At the time, illRow was not renowned for his jarring lyricism that depicts the nuances of life in the periphery of Cape Town. It was his drum kits. key progressions and sound engineering that earned him the “Cape Doctor” nickname.
“To explain illRow, it wouldn’t just be about someone hearing my music or not hearing my music before…it would be more about someone ever hearing or seeing the name itself because illRow is a brand.”
“If you don’t like my music or my music production, you’ll definitely like my visual production. If you don’t like my visual production…you’ll definitely like what I can do to sound as a whole. illRow is an all rounding entity in the music/entertainment industry.“
A Q&A with illRow
Perhaps, a fitting description of the 26-year-old is not to tag him as simply, “a multi-faceted artist”, but, rather, multi-dimensional.
Today, illRow is one of Cape Town’s most pronounced lyricists, a highly sought-after producer and engineer, and lately, he’s developed a reputation for his video production.
He’s, without a doubt, one of the hardest working acts to come out of the Mother City, and this year, as he casually revealed his plans to us, presents the perfect opportunity for his meticulously premeditated takeover.
We were fortunate to get an opportunity, in the 11th-hour, to probe illRow about his artistry, his relationship with Y?Gen owner and Cape Town rap icon YoungstaCPT, and his plans for the year ahead.
Check out our Q&A below:
To someone who has never heard your music before, who is illRow?
To explain illRow, it wouldn’t just be about someone hearing my music or not hearing my music before…it would be more about someone ever hearing or seeing the name itself because illRow is a brand, an entity with many skills that different types of people could be attracted to. So for example, if you don’t like my music or my music production, you’ll definitely like my visual production. If you don’t like my visual production…you’ll definitely like what I can do to sound as a whole. illRow is an all rounding entity in the music/entertainment industry.
Your most recent single is a collaboration with Youngsta CPT. How has this relationship with a prolific rapper helped your artistry?

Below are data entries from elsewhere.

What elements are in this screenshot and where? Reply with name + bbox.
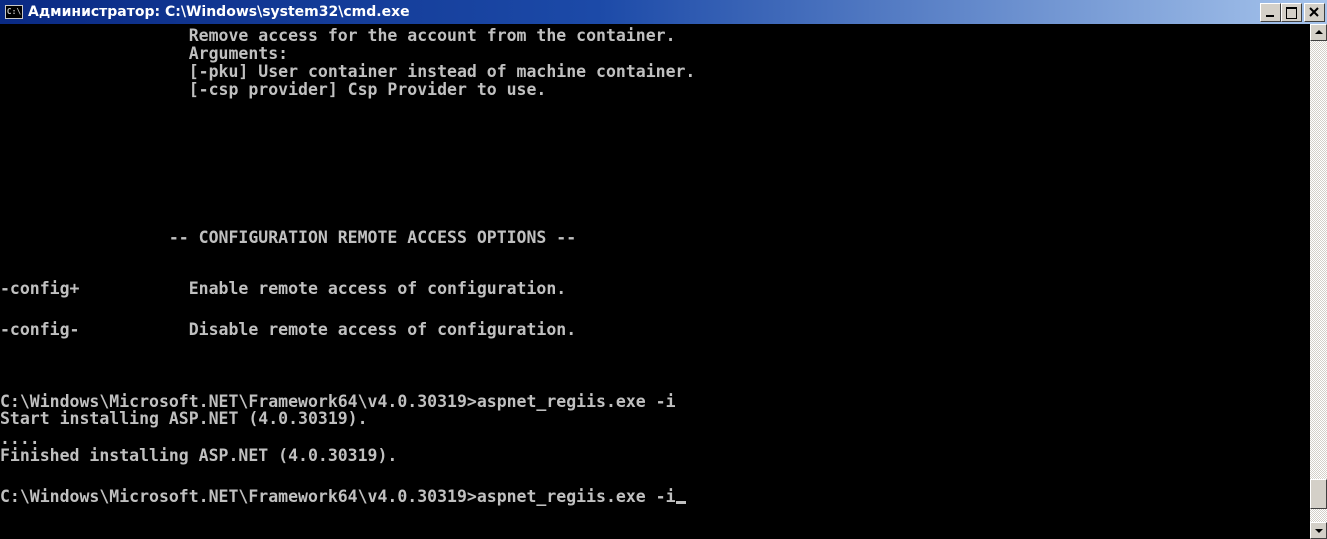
scrollbar-gutter [1292, 24, 1310, 539]
close-button[interactable] [1304, 3, 1325, 22]
minimize-button[interactable] [1260, 3, 1281, 22]
title-bar[interactable]: C:\ Администратор: C:\Windows\system32\c… [0, 0, 1327, 24]
prompt-text: C:\Windows\Microsoft.NET\Framework64\v4.… [0, 487, 676, 506]
scroll-up-button[interactable] [1310, 24, 1327, 41]
console-output[interactable]: Remove access for the account from the c… [0, 24, 1292, 539]
close-icon [1309, 7, 1319, 17]
console-line: Arguments: [0, 44, 289, 63]
scrollbar-track[interactable] [1310, 41, 1327, 522]
console-line: -- CONFIGURATION REMOTE ACCESS OPTIONS -… [0, 228, 577, 247]
text-cursor [675, 501, 686, 504]
console-line: [-pku] User container instead of machine… [0, 62, 696, 81]
cmd-window: C:\ Администратор: C:\Windows\system32\c… [0, 0, 1327, 539]
scroll-down-arrow-icon [1315, 529, 1323, 533]
scroll-up-arrow-icon [1315, 30, 1323, 34]
console-prompt-line[interactable]: C:\Windows\Microsoft.NET\Framework64\v4.… [0, 488, 686, 506]
console-line: Finished installing ASP.NET (4.0.30319). [0, 446, 398, 465]
console-line: -config- Disable remote access of config… [0, 320, 577, 339]
vertical-scrollbar[interactable] [1292, 24, 1327, 539]
minimize-icon [1266, 15, 1274, 17]
scrollbar-thumb[interactable] [1310, 479, 1327, 509]
console-app-icon[interactable]: C:\ [5, 5, 23, 19]
maximize-button[interactable] [1281, 3, 1302, 22]
maximize-icon [1286, 7, 1297, 19]
console-line: Start installing ASP.NET (4.0.30319). [0, 409, 368, 428]
console-line: [-csp provider] Csp Provider to use. [0, 80, 547, 99]
window-title: Администратор: C:\Windows\system32\cmd.e… [28, 4, 410, 20]
caption-buttons [1260, 3, 1325, 22]
console-line: Remove access for the account from the c… [0, 26, 676, 45]
console-line: -config+ Enable remote access of configu… [0, 279, 567, 298]
scroll-down-button[interactable] [1310, 522, 1327, 539]
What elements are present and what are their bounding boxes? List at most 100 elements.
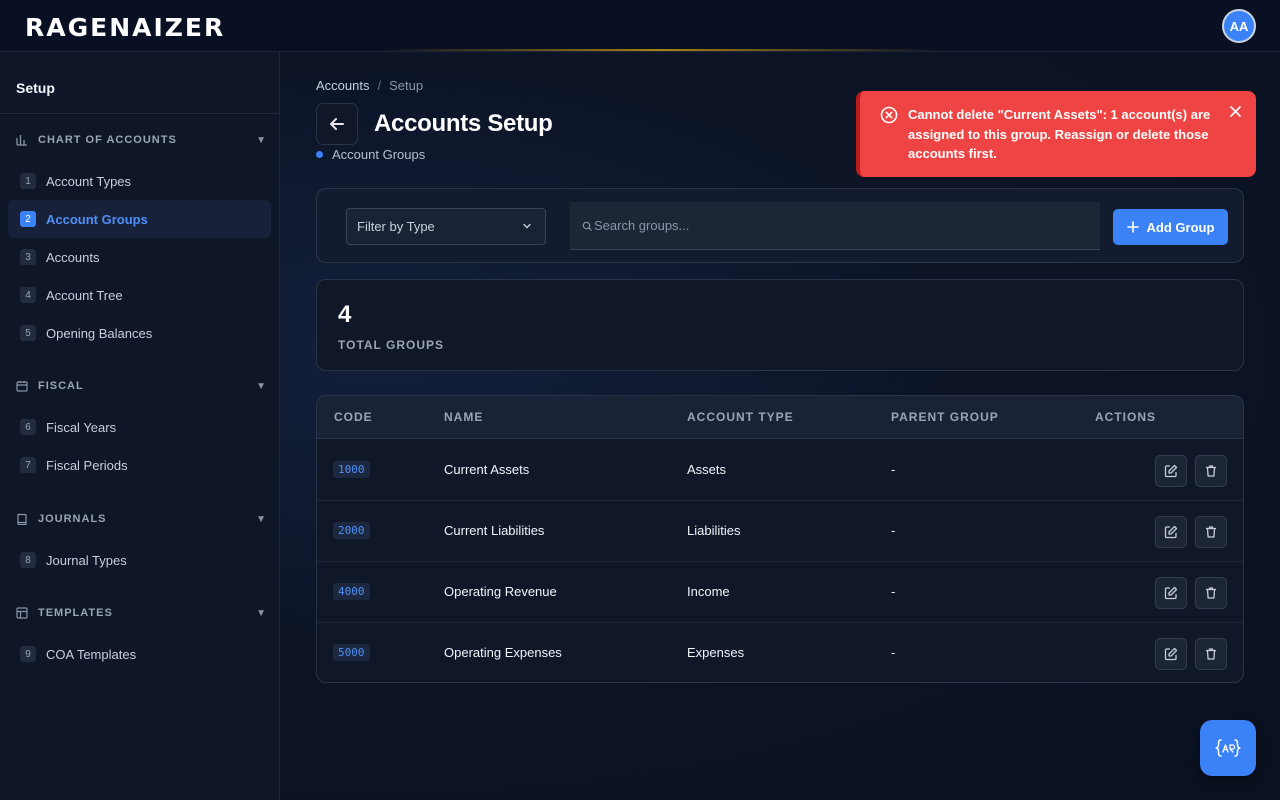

Well, to be honest, it hasn’t really helped my artistry. In fact, I never wanted it to do anything to my artistry. I brought what I naturally bring to the table, and he did the same, and the goal from my side was to make a dope piece of art regardless of Youngsta being as prolific as he is. But if the collaboration did teach me anything, it’s that I don’t always need to compete with the next rapper on the same song, but rather to compliment as that is the only way to have a healthy collaboration, where no one outshines the other but instead the whole product does.
On “Pray” (from “The Cape Doctor”), you say, “In the place I stay, nobody wears a cape”. How has your upbringing in the Cape Flats shaped you as a musician?
Well, I grew up in a lil neighbourhood called Mandalay. It is caught between the 2 biggest congregations of communities in Cape Town which is Mitchell’s Plain (Cape Flats) and Khayelitsha (eKasi). So I am from neither the flats nor ekasi but at the same time, I am from both, as Mandalay falls under Mitchell’s Plain but is really a bridge between the two. So I grew up understanding and living amongst both communities and not having any sort of ignorance towards the lifestyle of either. Basically, me being a coloured in a black community shaped my artistry to not show any ignorance towards any race of colour.
If you could go back in time to revisit illRow at the start of his career, what advice would you give him?
“Make Amapiano in 2013 …” But on the real, I am a firm believer in what’s meant to be will be, and that everything we go through happens for a reason so I [wouldn’t] change a damn thing.
What do you have in store for this year?
[An] upcoming 3-track EP titled ”Medi-Kasi”, following up on my debut album which was titled ”The Cape Doctor”, tons of visuals for my own music, [an] international feature. I smaak (want) to make a movie too, but we’ll see lol.